Applying these standards there was evidence introduced as to the needs and expenses of the plaintiff and the children and as to the ample resources of the defendant husband to provide for them.
It is a well known legal precept that where a party has evidence in his power by which he may repel a claim against him and omits to produce it, or having more certain and satisfactory evidence relies on that which is weaker and inferior in nature, a rebuttable presumption arises that the claim is well founded. Code § 38-119. The husband could have produced records to show that his current resources were inadequate to provide for the expenses of the wife and children, but was content with vague statements that his enterprises were not successful as regards present profits. While the husband testified that his financial condition was not so good as it once had been, it is still apparent that he is a man of considerable means. This is not refuted by general denials as to the husband's worth and assets.

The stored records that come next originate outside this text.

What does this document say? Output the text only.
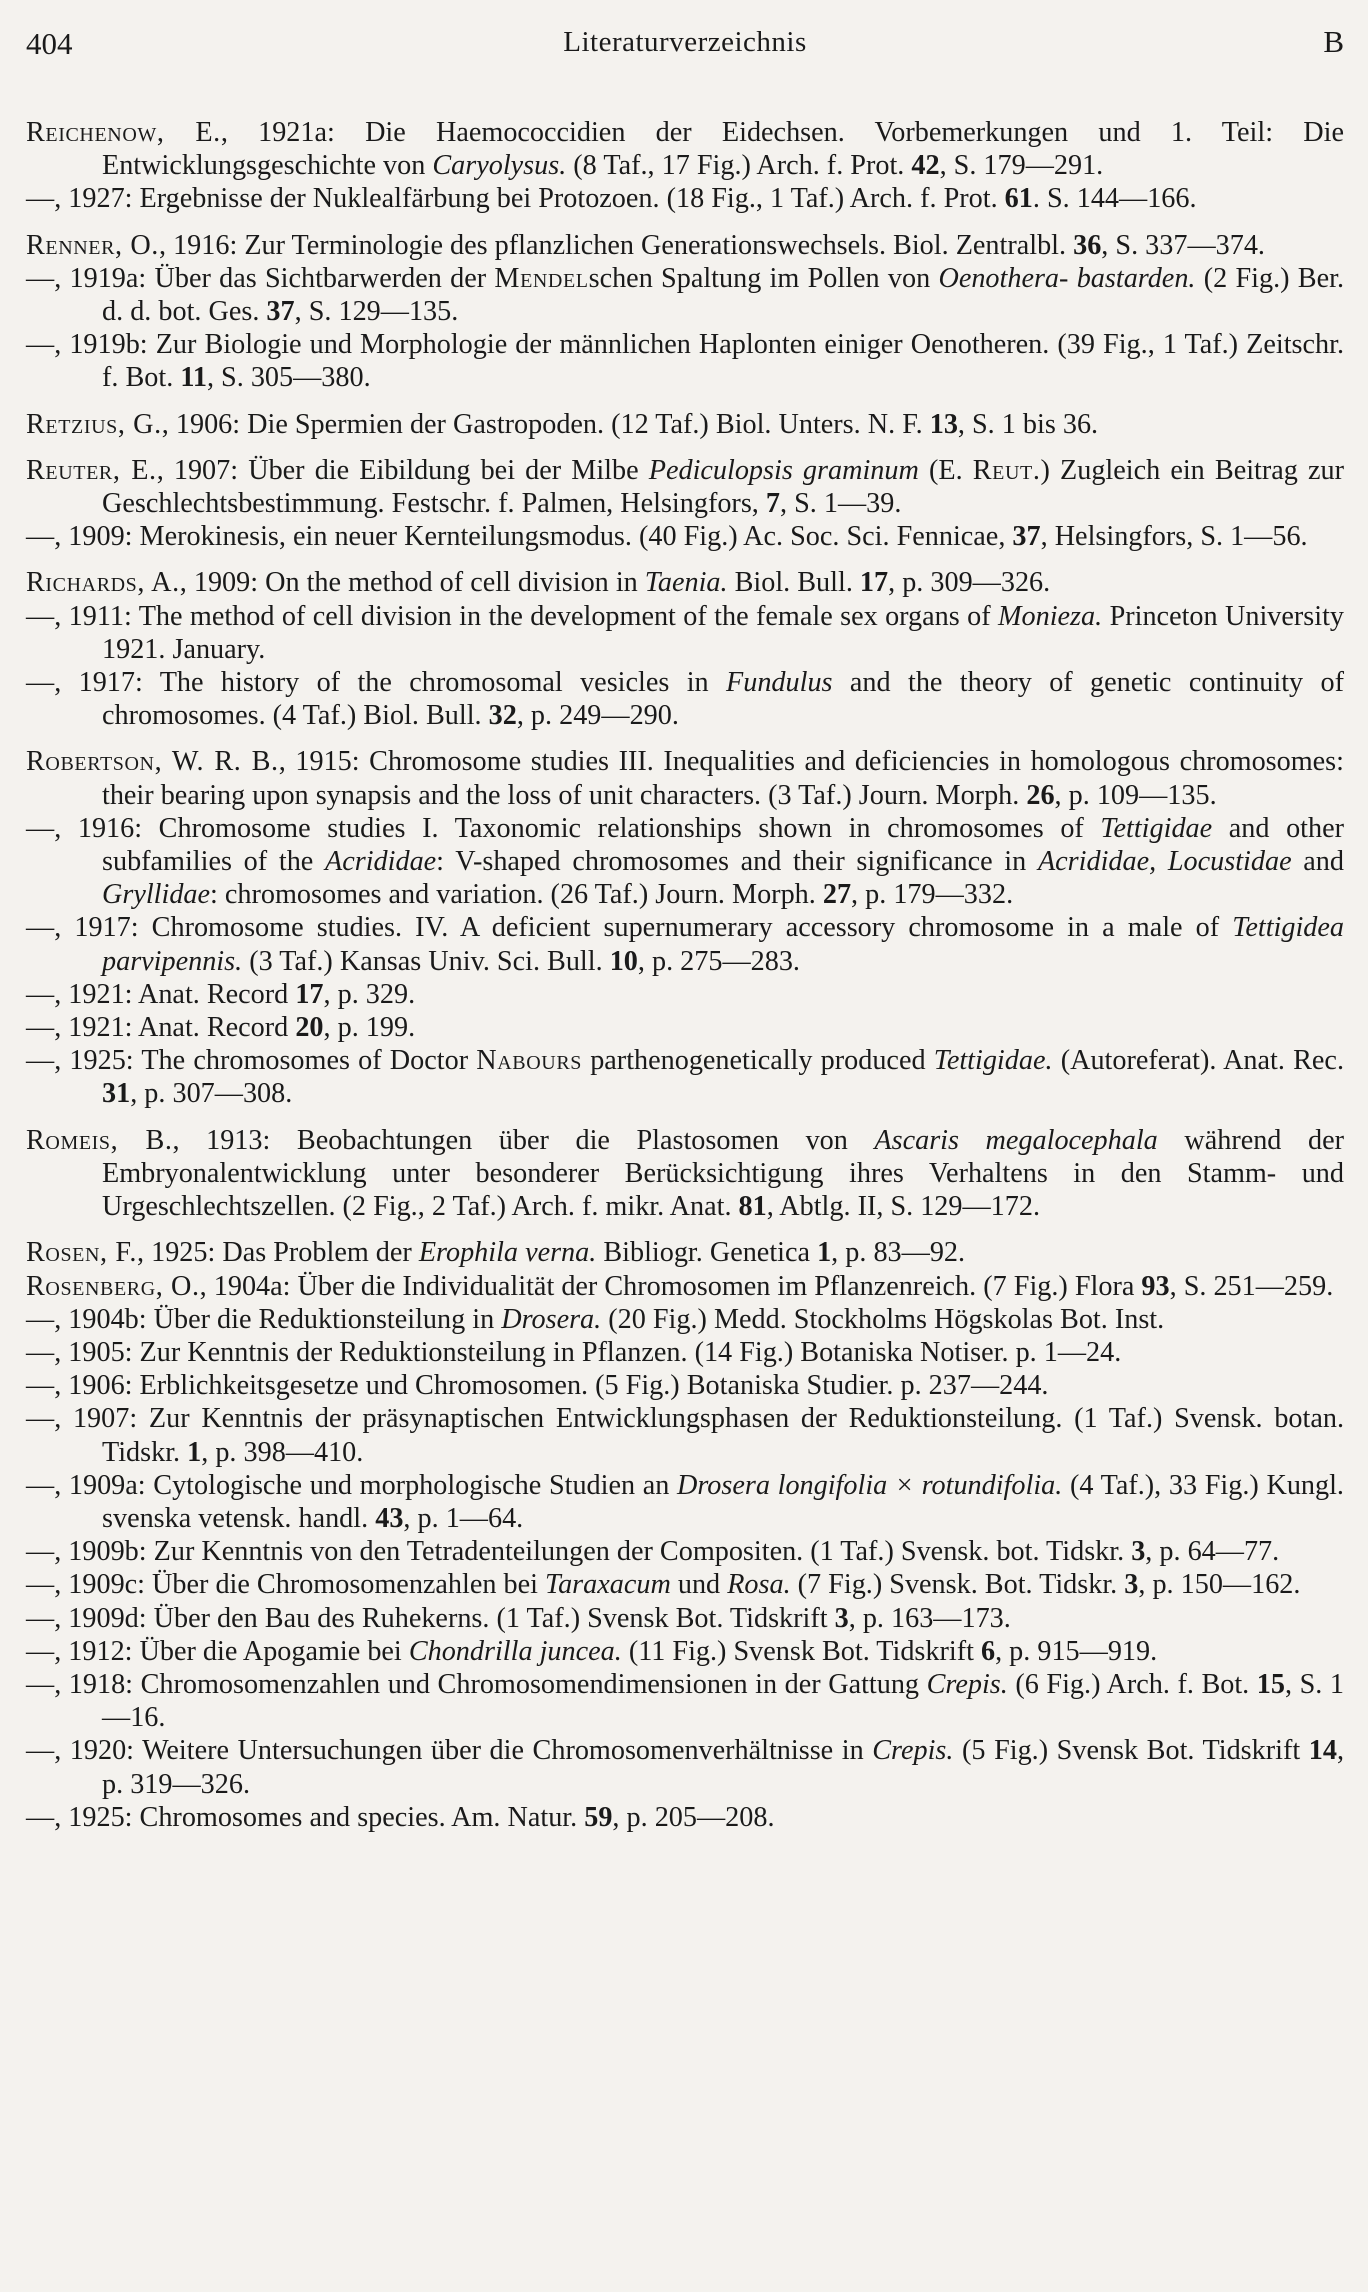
404	Literaturverzeichnis	B

Reichenow, E., 1921a: Die Haemococcidien der Eidechsen. Vorbemerkungen und 1. Teil: Die Entwicklungsgeschichte von Caryolysus. (8 Taf., 17 Fig.) Arch. f. Prot. 42, S. 179—291.

—, 1927: Ergebnisse der Nuklealfärbung bei Protozoen. (18 Fig., 1 Taf.) Arch. f. Prot. 61. S. 144—166.

Renner, O., 1916: Zur Terminologie des pflanzlichen Generationswechsels. Biol. Zentralbl. 36, S. 337—374.

—, 1919a: Über das Sichtbarwerden der Mendelschen Spaltung im Pollen von Oenothera- bastarden. (2 Fig.) Ber. d. d. bot. Ges. 37, S. 129—135.

—, 1919b: Zur Biologie und Morphologie der männlichen Haplonten einiger Oenotheren. (39 Fig., 1 Taf.) Zeitschr. f. Bot. 11, S. 305—380.

Retzius, G., 1906: Die Spermien der Gastropoden. (12 Taf.) Biol. Unters. N. F. 13, S. 1 bis 36.

Reuter, E., 1907: Über die Eibildung bei der Milbe Pediculopsis graminum (E. Reut.) Zugleich ein Beitrag zur Geschlechtsbestimmung. Festschr. f. Palmen, Helsingfors, 7, S. 1—39.

—, 1909: Merokinesis, ein neuer Kernteilungsmodus. (40 Fig.) Ac. Soc. Sci. Fennicae, 37, Helsingfors, S. 1—56.

Richards, A., 1909: On the method of cell division in Taenia. Biol. Bull. 17, p. 309—326.

—, 1911: The method of cell division in the development of the female sex organs of Monieza. Princeton University 1921. January.

—, 1917: The history of the chromosomal vesicles in Fundulus and the theory of genetic continuity of chromosomes. (4 Taf.) Biol. Bull. 32, p. 249—290.

Robertson, W. R. B., 1915: Chromosome studies III. Inequalities and deficiencies in homologous chromosomes: their bearing upon synapsis and the loss of unit characters. (3 Taf.) Journ. Morph. 26, p. 109—135.

—, 1916: Chromosome studies I. Taxonomic relationships shown in chromosomes of Tettigidae and other subfamilies of the Acrididae: V-shaped chromosomes and their significance in Acrididae, Locustidae and Gryllidae: chromosomes and variation. (26 Taf.) Journ. Morph. 27, p. 179—332.

—, 1917: Chromosome studies. IV. A deficient supernumerary accessory chromosome in a male of Tettigidea parvipennis. (3 Taf.) Kansas Univ. Sci. Bull. 10, p. 275—283.

—, 1921: Anat. Record 17, p. 329.

—, 1921: Anat. Record 20, p. 199.

—, 1925: The chromosomes of Doctor Nabours parthenogenetically produced Tettigidae. (Autoreferat). Anat. Rec. 31, p. 307—308.

Romeis, B., 1913: Beobachtungen über die Plastosomen von Ascaris megalocephala während der Embryonalentwicklung unter besonderer Berücksichtigung ihres Verhaltens in den Stamm- und Urgeschlechtszellen. (2 Fig., 2 Taf.) Arch. f. mikr. Anat. 81, Abtlg. II, S. 129—172.

Rosen, F., 1925: Das Problem der Erophila verna. Bibliogr. Genetica 1, p. 83—92.

Rosenberg, O., 1904a: Über die Individualität der Chromosomen im Pflanzenreich. (7 Fig.) Flora 93, S. 251—259.

—, 1904b: Über die Reduktionsteilung in Drosera. (20 Fig.) Medd. Stockholms Högskolas Bot. Inst.

—, 1905: Zur Kenntnis der Reduktionsteilung in Pflanzen. (14 Fig.) Botaniska Notiser. p. 1—24.

—, 1906: Erblichkeitsgesetze und Chromosomen. (5 Fig.) Botaniska Studier. p. 237—244.

—, 1907: Zur Kenntnis der präsynaptischen Entwicklungsphasen der Reduktionsteilung. (1 Taf.) Svensk. botan. Tidskr. 1, p. 398—410.

—, 1909a: Cytologische und morphologische Studien an Drosera longifolia × rotundifolia. (4 Taf.), 33 Fig.) Kungl. svenska vetensk. handl. 43, p. 1—64.

—, 1909b: Zur Kenntnis von den Tetradenteilungen der Compositen. (1 Taf.) Svensk. bot. Tidskr. 3, p. 64—77.

—, 1909c: Über die Chromosomenzahlen bei Taraxacum und Rosa. (7 Fig.) Svensk. Bot. Tidskr. 3, p. 150—162.

—, 1909d: Über den Bau des Ruhekerns. (1 Taf.) Svensk Bot. Tidskrift 3, p. 163—173.

—, 1912: Über die Apogamie bei Chondrilla juncea. (11 Fig.) Svensk Bot. Tidskrift 6, p. 915—919.

—, 1918: Chromosomenzahlen und Chromosomendimensionen in der Gattung Crepis. (6 Fig.) Arch. f. Bot. 15, S. 1—16.

—, 1920: Weitere Untersuchungen über die Chromosomenverhältnisse in Crepis. (5 Fig.) Svensk Bot. Tidskrift 14, p. 319—326.

—, 1925: Chromosomes and species. Am. Natur. 59, p. 205—208.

As to his present income, although the husband stated that his only income was that which he drew from a certain radio station, yet he never testified that he could not draw from other funds or from other enterprises. His wife contradicted his statement by testifying that he had drawn money from different stations at different times. Moreover, it has been held that the amount of temporary alimony is not limited to a fair proportion of the husband's income, but may trench upon the corpus of his estate. McGee v. McGee, 10 Ga. 477, 490; Lloyd v. Lloyd, 183 Ga. 751, 754 ( 189 S.E. 903).
In view of the evidence contained in the present record, the trial judge did not err in the grant of $900 per month as temporary alimony.
2. As to the continuance of the restraining order.
There was evidence that the father had threatened to take the children from the mother and that on a prior occasion he had taken one of the children away for an extended period of time.
There is not merit in this assignment of error.
3. As to the grant of attorney's fees.
Since the court has discretion to grant allowance for attorney's fees even where there is no evidence as to the value of the services rendered, Ogletree v. Ogletree, 169 Ga. 366
(150 S.E. 167), where the only exception is to the grant of the fee, there being no attack upon it as excessive or otherwise illegal, the trial judge did not err in making the instant allowance. Allen v. Allen, 194 Ga. 591, 592 (2) ( 22 S.E.2d 136).
Judgment affirmed. All the Justices concur.